No business should have a website which derails clients who want to spend money; it’s counterproductive. Yet, much online business today relies solely on the aptitude of the consumer to navigate the website and complete their own sale.

These are first world problems to be sure and, if we have them, we are blessed to say the least, because, today, too many Americans are really struggling. That brings us to the greatest fallout of corporate America’s new business practices: cutting corporate expenses and increasing profits by eliminating many types of jobs to the American people through outsourcing. Legislating employee minimums, the way we legislate other business procedures, would be a great solution. It’s the cost of doing business and committing those jobs to Americans would cut our jobless rate.

Decades of effort by workers and unions gave us fair wages, decent working conditions, and manageable work weeks. Eventually, management and owners found alternate routes to greater profits by shipping jobs to sweatshops overseas. This practice began cutting major inroads over 50 years ago, dismantling the anti-trust laws, and outsourcing the growing or manufacturing of product parts, and/or the assembling of those parts. Another great scam was trickle-down economics. Those at the top knew that there was nothing to trickle down, but increased profits would all float to the top; that was their goal.

Unencumbered and ingratiated, corporate America hasn’t missed a beat in down-sizing, restructuring, and investing more cunning than capital, ever since. Mastering illusion, they finished topping off their tanks by putting the customers to work, a tool big business perfected over a very long time, even beyond online shopping. They’ve reduced staff and increased self-service everywhere.

Still, outsourcing remains the greatest damage to America’s job market. When a help line via a hard-to-find phone number on a website sends us to India instead of Indiana, we’ve got far greater issues than confusion over a gift certificate for hand cream.
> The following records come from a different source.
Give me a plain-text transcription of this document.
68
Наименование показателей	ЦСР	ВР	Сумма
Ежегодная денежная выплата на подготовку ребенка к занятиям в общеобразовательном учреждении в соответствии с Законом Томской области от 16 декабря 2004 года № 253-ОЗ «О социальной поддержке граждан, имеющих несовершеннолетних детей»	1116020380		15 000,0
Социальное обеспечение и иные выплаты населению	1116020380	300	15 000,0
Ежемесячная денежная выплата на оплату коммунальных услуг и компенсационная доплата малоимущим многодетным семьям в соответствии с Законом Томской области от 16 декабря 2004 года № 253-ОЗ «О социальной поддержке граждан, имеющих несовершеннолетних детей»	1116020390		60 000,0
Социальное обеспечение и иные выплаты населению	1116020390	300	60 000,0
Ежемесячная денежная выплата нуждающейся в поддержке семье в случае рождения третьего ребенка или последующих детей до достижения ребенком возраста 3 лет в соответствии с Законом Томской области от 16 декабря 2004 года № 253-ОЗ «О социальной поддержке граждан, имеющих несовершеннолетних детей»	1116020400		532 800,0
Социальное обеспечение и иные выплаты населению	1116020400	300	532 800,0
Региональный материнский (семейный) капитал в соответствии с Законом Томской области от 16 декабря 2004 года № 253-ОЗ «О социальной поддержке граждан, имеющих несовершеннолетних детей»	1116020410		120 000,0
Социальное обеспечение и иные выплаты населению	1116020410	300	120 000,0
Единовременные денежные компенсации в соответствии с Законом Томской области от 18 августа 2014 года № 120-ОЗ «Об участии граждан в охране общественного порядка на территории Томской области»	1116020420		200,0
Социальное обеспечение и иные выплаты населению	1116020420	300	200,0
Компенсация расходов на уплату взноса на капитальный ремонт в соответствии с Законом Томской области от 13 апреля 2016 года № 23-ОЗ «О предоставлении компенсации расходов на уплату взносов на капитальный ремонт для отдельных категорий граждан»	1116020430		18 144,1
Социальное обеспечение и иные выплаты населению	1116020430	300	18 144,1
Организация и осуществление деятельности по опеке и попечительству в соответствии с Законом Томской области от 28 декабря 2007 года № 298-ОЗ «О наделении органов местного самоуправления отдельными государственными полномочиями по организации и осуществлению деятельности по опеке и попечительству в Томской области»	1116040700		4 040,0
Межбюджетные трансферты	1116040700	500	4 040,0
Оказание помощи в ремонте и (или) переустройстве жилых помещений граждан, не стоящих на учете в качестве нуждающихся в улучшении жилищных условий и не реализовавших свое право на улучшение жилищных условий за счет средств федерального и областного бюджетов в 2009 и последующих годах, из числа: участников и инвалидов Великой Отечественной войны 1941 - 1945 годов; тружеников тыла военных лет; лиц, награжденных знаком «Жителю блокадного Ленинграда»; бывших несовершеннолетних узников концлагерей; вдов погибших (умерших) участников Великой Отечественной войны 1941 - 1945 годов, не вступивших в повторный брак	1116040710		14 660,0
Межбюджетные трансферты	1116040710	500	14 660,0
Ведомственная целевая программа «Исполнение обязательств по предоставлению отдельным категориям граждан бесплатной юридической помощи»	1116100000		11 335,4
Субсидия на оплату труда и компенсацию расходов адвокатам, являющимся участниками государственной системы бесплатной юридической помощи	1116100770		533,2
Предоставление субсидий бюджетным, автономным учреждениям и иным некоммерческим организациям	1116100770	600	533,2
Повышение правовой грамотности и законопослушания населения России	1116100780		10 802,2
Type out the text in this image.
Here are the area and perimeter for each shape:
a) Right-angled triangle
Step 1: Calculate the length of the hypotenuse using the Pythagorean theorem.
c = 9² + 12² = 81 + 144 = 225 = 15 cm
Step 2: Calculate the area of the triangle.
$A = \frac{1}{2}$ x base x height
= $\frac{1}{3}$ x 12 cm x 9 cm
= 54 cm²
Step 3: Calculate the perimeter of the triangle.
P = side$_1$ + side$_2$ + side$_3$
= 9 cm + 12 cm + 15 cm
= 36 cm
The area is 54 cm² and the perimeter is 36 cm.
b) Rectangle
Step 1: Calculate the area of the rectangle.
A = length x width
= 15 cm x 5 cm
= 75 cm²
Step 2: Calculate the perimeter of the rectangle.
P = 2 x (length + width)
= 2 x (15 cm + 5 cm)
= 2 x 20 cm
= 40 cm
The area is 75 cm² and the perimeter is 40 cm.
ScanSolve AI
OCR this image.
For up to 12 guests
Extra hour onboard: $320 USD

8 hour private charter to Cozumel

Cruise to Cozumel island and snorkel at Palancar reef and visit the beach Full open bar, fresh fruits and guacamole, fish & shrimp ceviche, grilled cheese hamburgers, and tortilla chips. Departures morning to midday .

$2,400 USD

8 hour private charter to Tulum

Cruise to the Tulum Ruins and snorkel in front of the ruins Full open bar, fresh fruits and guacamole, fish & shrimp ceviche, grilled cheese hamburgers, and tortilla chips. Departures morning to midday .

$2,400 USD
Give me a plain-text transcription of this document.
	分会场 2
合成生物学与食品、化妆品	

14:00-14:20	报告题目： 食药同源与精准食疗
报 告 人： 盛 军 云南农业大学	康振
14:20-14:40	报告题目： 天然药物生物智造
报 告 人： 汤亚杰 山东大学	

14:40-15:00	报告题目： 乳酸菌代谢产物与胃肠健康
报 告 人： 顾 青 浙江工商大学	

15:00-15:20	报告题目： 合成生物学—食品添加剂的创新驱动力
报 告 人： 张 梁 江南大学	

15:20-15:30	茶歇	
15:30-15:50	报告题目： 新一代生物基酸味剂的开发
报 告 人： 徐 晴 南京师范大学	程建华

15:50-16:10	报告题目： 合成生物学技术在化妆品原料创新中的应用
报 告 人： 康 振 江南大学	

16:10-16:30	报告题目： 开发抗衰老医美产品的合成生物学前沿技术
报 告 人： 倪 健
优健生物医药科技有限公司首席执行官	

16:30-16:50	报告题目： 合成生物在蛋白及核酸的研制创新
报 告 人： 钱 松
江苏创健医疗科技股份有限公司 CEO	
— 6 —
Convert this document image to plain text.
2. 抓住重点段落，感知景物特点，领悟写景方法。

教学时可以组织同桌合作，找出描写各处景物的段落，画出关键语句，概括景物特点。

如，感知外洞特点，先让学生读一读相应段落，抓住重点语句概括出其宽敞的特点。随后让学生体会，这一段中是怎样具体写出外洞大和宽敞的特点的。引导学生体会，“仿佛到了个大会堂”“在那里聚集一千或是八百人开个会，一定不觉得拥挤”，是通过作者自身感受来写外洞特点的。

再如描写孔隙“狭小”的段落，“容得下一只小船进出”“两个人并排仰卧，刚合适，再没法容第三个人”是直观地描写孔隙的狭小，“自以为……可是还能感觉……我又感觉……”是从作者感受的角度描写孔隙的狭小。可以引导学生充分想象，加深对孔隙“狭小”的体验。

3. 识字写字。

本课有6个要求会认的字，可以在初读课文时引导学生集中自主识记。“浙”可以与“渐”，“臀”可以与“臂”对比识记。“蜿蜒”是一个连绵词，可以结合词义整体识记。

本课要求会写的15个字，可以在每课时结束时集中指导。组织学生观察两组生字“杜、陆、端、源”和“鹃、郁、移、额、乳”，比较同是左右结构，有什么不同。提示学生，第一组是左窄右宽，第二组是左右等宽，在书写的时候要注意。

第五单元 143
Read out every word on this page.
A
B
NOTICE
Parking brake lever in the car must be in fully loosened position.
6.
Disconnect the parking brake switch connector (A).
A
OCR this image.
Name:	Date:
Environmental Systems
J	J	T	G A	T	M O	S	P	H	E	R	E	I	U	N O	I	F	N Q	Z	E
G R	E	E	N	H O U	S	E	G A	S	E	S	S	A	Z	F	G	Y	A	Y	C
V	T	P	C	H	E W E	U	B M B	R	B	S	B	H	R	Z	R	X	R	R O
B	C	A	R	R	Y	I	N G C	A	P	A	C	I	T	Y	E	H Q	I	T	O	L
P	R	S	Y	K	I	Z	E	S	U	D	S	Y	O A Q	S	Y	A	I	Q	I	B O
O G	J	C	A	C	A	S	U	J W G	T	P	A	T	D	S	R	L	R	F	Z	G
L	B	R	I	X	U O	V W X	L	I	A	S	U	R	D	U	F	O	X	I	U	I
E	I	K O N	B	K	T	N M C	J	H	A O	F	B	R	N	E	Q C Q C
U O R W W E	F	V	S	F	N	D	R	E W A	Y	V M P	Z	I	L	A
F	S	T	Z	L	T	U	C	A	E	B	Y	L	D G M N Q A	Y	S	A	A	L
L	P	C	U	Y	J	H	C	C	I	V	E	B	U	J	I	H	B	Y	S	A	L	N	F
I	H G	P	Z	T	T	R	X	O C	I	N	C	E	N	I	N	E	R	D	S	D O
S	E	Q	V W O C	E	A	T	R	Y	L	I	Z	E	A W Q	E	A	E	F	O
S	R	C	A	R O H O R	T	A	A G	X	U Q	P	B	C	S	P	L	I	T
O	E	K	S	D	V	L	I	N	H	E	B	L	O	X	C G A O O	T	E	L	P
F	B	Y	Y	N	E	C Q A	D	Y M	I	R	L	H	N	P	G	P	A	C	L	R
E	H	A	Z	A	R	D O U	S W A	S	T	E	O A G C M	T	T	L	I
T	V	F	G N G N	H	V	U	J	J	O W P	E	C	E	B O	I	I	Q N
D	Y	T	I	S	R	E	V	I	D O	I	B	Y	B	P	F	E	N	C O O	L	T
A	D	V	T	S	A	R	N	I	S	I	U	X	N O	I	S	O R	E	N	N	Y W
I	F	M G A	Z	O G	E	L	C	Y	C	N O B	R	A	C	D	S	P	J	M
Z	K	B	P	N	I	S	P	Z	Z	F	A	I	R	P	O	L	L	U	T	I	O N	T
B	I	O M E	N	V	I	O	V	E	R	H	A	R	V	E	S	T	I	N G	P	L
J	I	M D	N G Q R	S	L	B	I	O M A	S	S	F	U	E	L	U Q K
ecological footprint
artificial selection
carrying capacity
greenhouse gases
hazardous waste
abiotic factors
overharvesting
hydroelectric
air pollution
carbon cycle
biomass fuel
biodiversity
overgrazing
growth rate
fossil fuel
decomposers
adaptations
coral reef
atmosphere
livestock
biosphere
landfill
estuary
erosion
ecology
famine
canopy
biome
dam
When business practices create massive private wealth and devastate the survival of America’s people and economy, the need for iron-clad legislation to reel in runaway corporate power is obvious.

The need for more jobs, fair work and wages are more obvious than ever right now because so many Americans are out of work due to the impact that COVID has had on business. COVID’s impact has also focused a spotlight on the need for universal health care for Americans, as so many struggle with a lack of medical coverage too.

Because we’re avoiding interaction, we may all be doing more for ourselves these days, but overall, outsourcing and the self-help model typify what’s wrong with our economy. Too many American jobs are going abroad cheap, or being replaced by customer self-service, unsalaried. Especially now, it doesn’t work for the people or the nation at large … not by a long stretch.